The unfortunate Henry III., not so dull as to doubt that the true object of the Guise party was to reduce him to insignificance, and to open their own way to the throne, was too impotent of purpose to follow the dictates which his wisest counsellors urged and his own reason approved. His choice had lain between open hostility with his Spanish enemy and a more terrible combat with that implacable foe wearing the mask of friendship. He had refused to annex to his crown the rich and powerful Netherlands, from dread of a foreign war; and he was now about to accept for himself and kingdom all the horrors of a civil contest, in which his avowed antagonist was the first captain of the age, and his nominal allies the stipendiaries of Philip ii.
Villeroy, his prime minister, and Catharine de’ Medici, his mother, had both devoted him to disgrace and ruin.

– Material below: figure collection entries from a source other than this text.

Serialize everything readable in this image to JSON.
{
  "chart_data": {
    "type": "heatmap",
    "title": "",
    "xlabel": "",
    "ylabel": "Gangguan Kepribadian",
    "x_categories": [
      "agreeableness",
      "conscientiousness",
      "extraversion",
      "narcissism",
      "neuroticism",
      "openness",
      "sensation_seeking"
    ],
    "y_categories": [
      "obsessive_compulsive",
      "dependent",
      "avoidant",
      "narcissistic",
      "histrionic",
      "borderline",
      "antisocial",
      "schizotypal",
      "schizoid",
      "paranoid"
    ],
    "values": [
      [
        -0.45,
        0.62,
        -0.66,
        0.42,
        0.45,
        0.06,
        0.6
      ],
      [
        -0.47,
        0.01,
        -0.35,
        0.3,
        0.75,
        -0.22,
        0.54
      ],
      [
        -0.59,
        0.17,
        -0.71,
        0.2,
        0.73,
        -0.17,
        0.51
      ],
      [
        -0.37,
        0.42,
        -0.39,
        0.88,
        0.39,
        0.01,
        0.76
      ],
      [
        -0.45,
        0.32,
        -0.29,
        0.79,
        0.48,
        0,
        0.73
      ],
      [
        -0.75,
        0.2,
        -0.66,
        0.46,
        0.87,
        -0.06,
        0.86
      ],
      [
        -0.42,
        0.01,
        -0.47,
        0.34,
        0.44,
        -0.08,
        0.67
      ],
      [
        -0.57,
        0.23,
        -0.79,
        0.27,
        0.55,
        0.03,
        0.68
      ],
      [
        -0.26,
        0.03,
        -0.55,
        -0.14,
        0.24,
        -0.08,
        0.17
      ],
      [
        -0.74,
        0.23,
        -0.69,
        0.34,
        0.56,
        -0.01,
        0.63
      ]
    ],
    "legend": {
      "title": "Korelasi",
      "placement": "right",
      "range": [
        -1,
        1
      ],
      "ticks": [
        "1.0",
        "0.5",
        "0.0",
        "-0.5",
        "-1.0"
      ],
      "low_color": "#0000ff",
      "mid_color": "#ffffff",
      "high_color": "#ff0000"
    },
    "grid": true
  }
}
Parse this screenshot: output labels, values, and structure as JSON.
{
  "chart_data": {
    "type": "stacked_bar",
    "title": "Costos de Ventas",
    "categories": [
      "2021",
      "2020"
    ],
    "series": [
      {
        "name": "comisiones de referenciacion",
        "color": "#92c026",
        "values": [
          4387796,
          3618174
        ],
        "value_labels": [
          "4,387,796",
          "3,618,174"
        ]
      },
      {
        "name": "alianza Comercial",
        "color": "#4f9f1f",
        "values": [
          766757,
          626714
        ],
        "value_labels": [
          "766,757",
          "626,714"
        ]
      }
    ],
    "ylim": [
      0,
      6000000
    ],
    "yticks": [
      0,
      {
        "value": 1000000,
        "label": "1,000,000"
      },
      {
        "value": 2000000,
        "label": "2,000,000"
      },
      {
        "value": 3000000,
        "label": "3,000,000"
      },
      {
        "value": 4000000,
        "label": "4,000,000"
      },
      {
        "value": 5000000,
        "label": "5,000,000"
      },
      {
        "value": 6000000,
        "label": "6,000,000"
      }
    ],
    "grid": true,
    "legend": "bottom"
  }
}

The deputies from the Netherlands had been dismissed, and now, notwithstanding the festivities and exuberant demonstrations of friendship with which the Earl of Derby’s splendid embassy had been greeted, it became necessary to bind Henry hand and foot to the conspirators, who had sworn the destruction of that Queen, as well as his own, and the extirpation of heresy and heretics in every realm of Christendom.